Cannot access certain tables because of privacy issues. Deleted revisions and pages, access logs.
How can we share the data analysis that we're doing - shared corpus, data archiving, ...
What kind of data can I get and not get?
I want to know about deleted pages (to study first mover advantage in article creation -- is it partly selection at creation time?) - currently no way to do this (also means you can't know the history for a deleted page)
- can have a bot that monitors recent changes and grabs the text of every page when it is put on AfD, etc, but this is costly and makes a LOT of requests to the API (also doesn't work for historical info -- but good idea for a current study, thanks!)
What tools/best practices can we share/should we know about?
Tools for analytizing particular articles
- http://toolserver.org/~daniel/WikiSense/Contributors.php - number of contributors
- http://toolserver.org/~mzmcbride/watcher/ - number of people who are watching a page
- http://stats.grok.se/en/201007/ - most viewed pages, largest # of editors in a month, viewed page statistics
- http://wikidashboard.parc.com visualization in place
Bots and code
- http://meta.wikimedia.org/wiki/Pywikipediabot pywikipediabot - queries the Wikipedia API
- http://toolserver.org/~daniel/ Talk to Daniel about Toolserver accounts
Tools for dealing with particular dumps
- http://en.wikipedia.org/wiki/Wikipedia:Database_download - Information on downloading the database
What are these good for? (classify me)
- http://meta.wikimedia.org/wiki/WikiXRay quantitative analysis tool (from Felipe Ortega et al)

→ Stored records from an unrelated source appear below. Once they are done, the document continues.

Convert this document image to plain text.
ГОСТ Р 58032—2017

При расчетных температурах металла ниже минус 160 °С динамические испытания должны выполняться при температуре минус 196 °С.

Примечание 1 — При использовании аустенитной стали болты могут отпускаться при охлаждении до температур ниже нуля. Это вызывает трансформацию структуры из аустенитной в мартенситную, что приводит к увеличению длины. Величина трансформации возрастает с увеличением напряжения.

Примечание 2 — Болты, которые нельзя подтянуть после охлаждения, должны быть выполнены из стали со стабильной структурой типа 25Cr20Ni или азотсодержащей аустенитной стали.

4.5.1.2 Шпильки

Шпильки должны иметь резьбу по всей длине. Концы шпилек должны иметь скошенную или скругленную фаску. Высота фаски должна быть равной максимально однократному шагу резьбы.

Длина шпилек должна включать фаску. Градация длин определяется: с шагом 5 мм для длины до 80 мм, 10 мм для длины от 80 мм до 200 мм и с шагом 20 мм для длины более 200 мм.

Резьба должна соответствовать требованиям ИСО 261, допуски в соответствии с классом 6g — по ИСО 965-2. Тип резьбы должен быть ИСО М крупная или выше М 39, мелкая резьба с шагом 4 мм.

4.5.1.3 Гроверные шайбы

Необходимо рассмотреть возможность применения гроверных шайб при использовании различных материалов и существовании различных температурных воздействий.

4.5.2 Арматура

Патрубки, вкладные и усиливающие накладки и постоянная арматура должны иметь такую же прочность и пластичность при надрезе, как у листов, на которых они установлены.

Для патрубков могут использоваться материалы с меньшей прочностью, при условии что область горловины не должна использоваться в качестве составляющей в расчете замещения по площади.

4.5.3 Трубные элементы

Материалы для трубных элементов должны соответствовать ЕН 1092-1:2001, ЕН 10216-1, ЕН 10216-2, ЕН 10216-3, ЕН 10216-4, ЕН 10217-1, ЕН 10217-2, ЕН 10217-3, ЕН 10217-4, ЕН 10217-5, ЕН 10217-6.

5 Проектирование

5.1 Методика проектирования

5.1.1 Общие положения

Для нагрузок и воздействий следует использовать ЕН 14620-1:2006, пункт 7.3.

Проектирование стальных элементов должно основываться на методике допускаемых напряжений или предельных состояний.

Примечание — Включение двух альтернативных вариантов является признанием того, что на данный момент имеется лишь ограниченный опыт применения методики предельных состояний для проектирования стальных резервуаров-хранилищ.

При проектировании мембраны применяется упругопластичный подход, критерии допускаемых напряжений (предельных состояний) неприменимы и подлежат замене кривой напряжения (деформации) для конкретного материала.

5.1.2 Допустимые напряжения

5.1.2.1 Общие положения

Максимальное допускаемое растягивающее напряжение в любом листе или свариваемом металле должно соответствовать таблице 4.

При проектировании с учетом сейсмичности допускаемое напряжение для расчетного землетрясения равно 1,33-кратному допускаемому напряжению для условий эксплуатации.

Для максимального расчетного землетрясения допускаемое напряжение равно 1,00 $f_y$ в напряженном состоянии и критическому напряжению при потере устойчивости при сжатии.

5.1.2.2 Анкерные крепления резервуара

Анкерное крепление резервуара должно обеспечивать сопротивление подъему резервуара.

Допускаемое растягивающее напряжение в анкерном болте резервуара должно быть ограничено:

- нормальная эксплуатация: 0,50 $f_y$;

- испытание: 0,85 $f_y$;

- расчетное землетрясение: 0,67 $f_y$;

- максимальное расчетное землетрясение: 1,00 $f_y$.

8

- http://meta.wikimedia.org/wiki/User:Micke/WikiFind search tool for database dumps
- http://www.cs.technion.ac.il/~gabr/resources/code/wikiprep/ - preprocessor for XML dumps, "eliminates some information and adds other useful information"
- http://www.mediawiki.org/wiki/Alternative_parsers - List of parsers
- http://static.wikipedia.org/ - Static HTML dumps
- 1: Be(a)ware of special pages
Redirects are now tagged (but this is new)
- 2 Hardware:
Try to parallelize Buy memory before hard drives - decompress on the fly RAID 10 in Linux can often work well (average studies)
- 3 Database
Standard config of database will not work efficiently - the average user of mysql needs transaction control, concurrent read/write among many users, etc.
- 4 Code
Release your code - and use good coding practices (documentation, version releases, svn)
- 5 Use the right "spell"
Use http://meta.wikimedia.org/wiki/Pywikipediabot library for python, it's awesome. It queries the API, makes data collection a lot easier. Was originally done for bots. 20x better performance than any other solution. Doesn't work with dump files, directly queries the live database. Doesn't do much for analysis though, but returns structured data that can be fed into your own database.
- 6 Avoid reinventing the wheel
- 7 Automate everything!
Reproducibility! Humans make many, many mistakes. This is why we don't have graphical tools (BUT IMO Graphical interfaces can help you refine the procedure and understand what you can do!)
- 8 Always expect the worst
Average case isn't going to work - data is too large - standard algorithms take a long time Specific cases, caveats Don't underestimate the amount of time it will take
- 9 Not many graphical interfaces
Difficult to automate, hard to display real-time results
Literature reviews/summarizing what's been done - see the many bibliographies - Want to help integrate? Summarize articles?